GENETIC SCREENING AND DIAGNOSIS
The PluriGenTEST1 identifies on a peripheral blood sample whether one or both parents are heterozygous carriers of four of the most frequent monogenic diseases in the general European population: Cystic Fibrosis, Fragile-X Syndrome, Spinal Muscular Atrophy, Congenital Non-Syndromic Deafness, Disease panels with NGS technique.
PluriGenTEST2 identifies on a sample of peripheral blood, with the use of the best NIPT (Non Invasive Prenatal Test) techniques on fetal DNA present in the maternal blood, the possibility that the fetus is affected by trisomies compatible with birth, T21, T18, T13, and possibly other relevant partial chromosomal deletions.
The sampling of fetal tissues with invasive techniques allows the control of chromosomal anomalies and Mendelian diseases for which a partner has proven to be heterozygous. Array-CGH techniques have been added to karyotyping in fetal genomic analysis.
PluriGenTEST3 offers, on a sample of chorionic villi or amniotic fluid, the a-CGH molecular karyotype. It identifies numerous anomalies associated with microdeletion or duplication syndromes but minimizes evidence of small variations of unknown significance.

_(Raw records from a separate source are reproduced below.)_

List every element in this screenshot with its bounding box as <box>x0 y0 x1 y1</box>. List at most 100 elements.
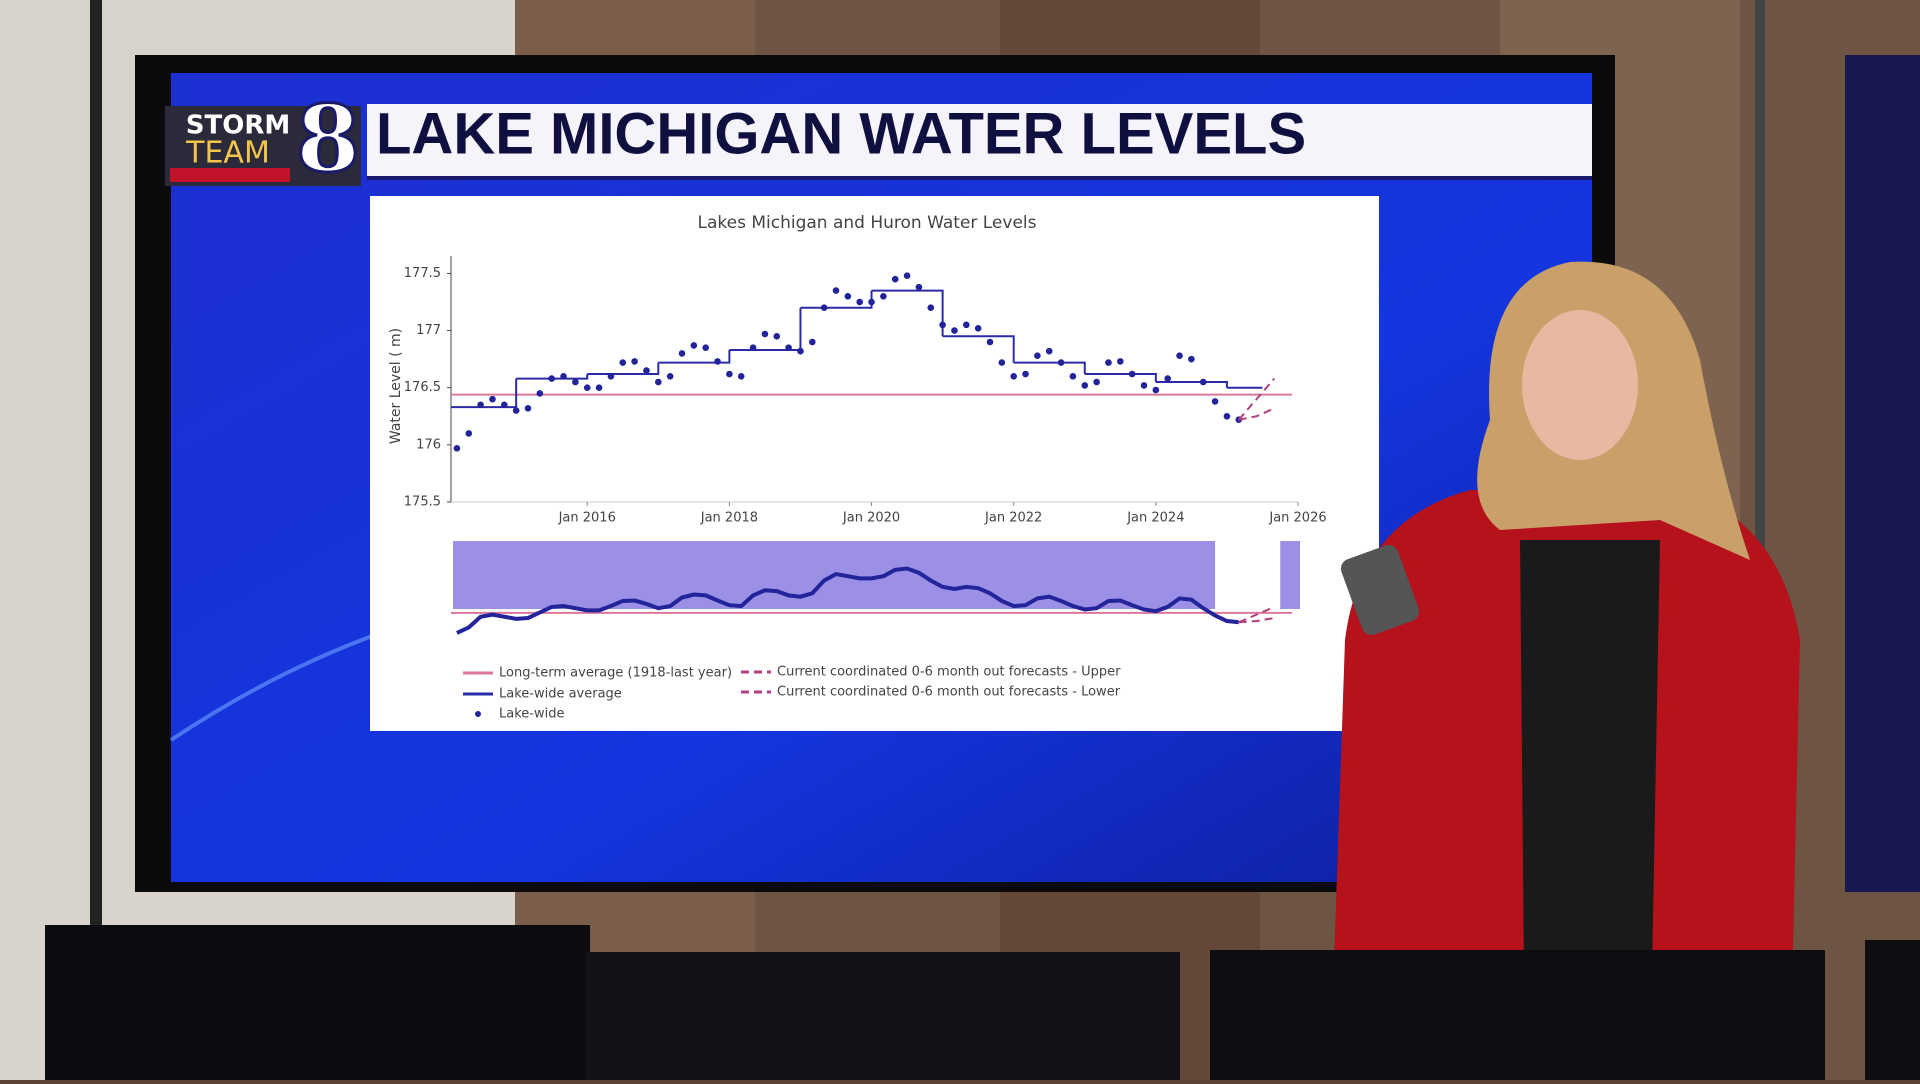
data-point <box>524 404 532 412</box>
data-point <box>465 430 473 437</box>
title-banner <box>367 104 1592 178</box>
data-point <box>974 324 982 332</box>
legend-label: Current coordinated 0-6 month out foreca… <box>777 685 1121 700</box>
data-point <box>927 304 935 312</box>
data-point <box>880 292 887 300</box>
data-point <box>891 275 899 283</box>
x-tick-label: Jan 2022 <box>984 511 1042 526</box>
data-point <box>501 401 508 409</box>
data-point <box>844 292 852 300</box>
data-point <box>726 370 733 378</box>
data-point <box>915 283 923 291</box>
data-point <box>1057 359 1065 366</box>
step-segment <box>658 350 731 364</box>
data-point <box>963 321 970 329</box>
data-point <box>643 367 650 374</box>
step-segment <box>1155 381 1228 388</box>
data-point <box>607 372 615 380</box>
data-point <box>856 298 863 306</box>
y-tick-label: 177 <box>416 323 441 338</box>
legend-label: Lake-wide <box>499 707 564 722</box>
data-point <box>714 358 721 365</box>
y-tick-label: 176 <box>416 437 441 452</box>
side-screen <box>1845 55 1920 892</box>
legend-label: Current coordinated 0-6 month out foreca… <box>777 665 1121 680</box>
chart-panel <box>370 196 1379 731</box>
data-point <box>761 330 769 338</box>
data-point <box>1152 386 1160 394</box>
mini-line <box>1238 617 1275 624</box>
line <box>1238 407 1275 421</box>
data-point <box>1117 358 1124 365</box>
logo-number: 8 <box>296 85 360 193</box>
banner-title: LAKE MICHIGAN WATER LEVELS <box>376 101 1306 166</box>
x-tick-label: Jan 2020 <box>842 511 900 526</box>
logo-top: STORM <box>186 111 290 141</box>
data-point <box>773 332 781 340</box>
data-point <box>619 359 627 366</box>
monitor <box>1865 940 1920 1080</box>
data-point <box>678 350 686 357</box>
data-point <box>1188 355 1195 363</box>
data-point <box>1010 372 1017 380</box>
data-point <box>512 407 520 414</box>
legend-label: Long-term average (1918-last year) <box>499 666 732 681</box>
legend-swatch <box>475 711 481 717</box>
data-point <box>832 287 840 294</box>
data-point <box>1022 370 1029 378</box>
monitor <box>1210 950 1825 1080</box>
data-point <box>666 372 674 380</box>
data-point <box>1105 359 1112 366</box>
data-point <box>1199 378 1207 386</box>
data-point <box>548 375 555 382</box>
data-point <box>1176 352 1183 360</box>
data-point <box>951 327 958 334</box>
foreground <box>45 261 1920 1080</box>
data-point <box>868 298 875 306</box>
monitor <box>585 952 1180 1080</box>
data-point <box>702 344 709 352</box>
data-point <box>1034 352 1041 360</box>
step-segment <box>871 289 944 337</box>
data-point <box>1128 370 1136 378</box>
data-point <box>1081 382 1089 389</box>
data-point <box>631 358 638 365</box>
step-segment <box>942 335 1015 363</box>
mini-line <box>456 566 1239 635</box>
data-point <box>572 378 579 386</box>
data-point <box>903 272 911 280</box>
clicker <box>1340 544 1420 636</box>
y-tick-label: 176.5 <box>404 380 441 395</box>
data-point <box>1045 347 1053 355</box>
data-point <box>595 384 603 392</box>
data-point <box>690 342 698 349</box>
data-point <box>986 338 994 346</box>
data-point <box>536 390 544 397</box>
x-tick-label: Jan 2026 <box>1268 511 1326 526</box>
x-tick-label: Jan 2016 <box>558 511 616 526</box>
data-point <box>560 372 567 380</box>
data-point <box>583 384 591 392</box>
data-point <box>749 344 757 352</box>
data-point <box>1164 375 1171 382</box>
y-tick-label: 175.5 <box>404 495 441 510</box>
mini-line <box>1238 606 1275 624</box>
data-point <box>655 378 662 386</box>
data-point <box>939 321 946 329</box>
range-window <box>1215 541 1281 609</box>
chart: 175.5 176 176.5 177 177.5 Jan 2016 Jan 2018 Jan… <box>404 256 1327 722</box>
data-point <box>453 444 461 452</box>
data-point <box>809 338 816 346</box>
x-tick-label: Jan 2024 <box>1126 511 1184 526</box>
chart-title: Lakes Michigan and Huron Water Levels <box>698 213 1037 233</box>
data-point <box>737 372 745 380</box>
logo-bottom: TEAM <box>185 136 270 171</box>
logo-stripe <box>170 168 290 182</box>
range-slider <box>453 541 1300 609</box>
data-point <box>489 395 496 403</box>
data-point <box>998 359 1006 366</box>
banner-rule <box>367 176 1592 180</box>
y-axis-label: Water Level ( m) <box>388 328 404 444</box>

DueinUno effectively combines conventional karyotyping and a.CGH for an analysis approved by the dictates of Italian scientific guidelines.
Genetic diseases represent a heterogeneous group of pathologies that can be roughly divided according to their etiology, into two large categories: chromosomal (for example Down's Syndrome) and monogenic/Mendelian (for example Cystic Fibrosis). Together with the most well-known chromosomopathies, for example Trisomy 21 or Down's Syndrome, there are other equally serious and frequent pathologies which belong to the group of so-called monogenic/Mendelian diseases such as: Fragile-X syndrome (2nd cause of mental retardation on genetic basis, second only to Down's Syndrome), Spinal Muscular Atrophy (one of the most frequent causes of neuromuscular pathology of genetic origin), Cystic Fibrosis (one of the most frequent autosomal recessive diseases in the Western world) and hearing loss sensorineural hearing loss (mutations of the GJB2 gene are the most common cause of sensorineural hearing loss on a genetic basis). Even considering these four pathologies exclusively, it emerges that the risk for a couple, whatever the age of the woman, of having a child suffering from one of these diseases is approximately 1/1000. The risk of the main fetal chromosomal pathologies is also approximately 1/1000. The joint investigation allows us to identify fetal genetic pathologies that affect 2/1000 of births.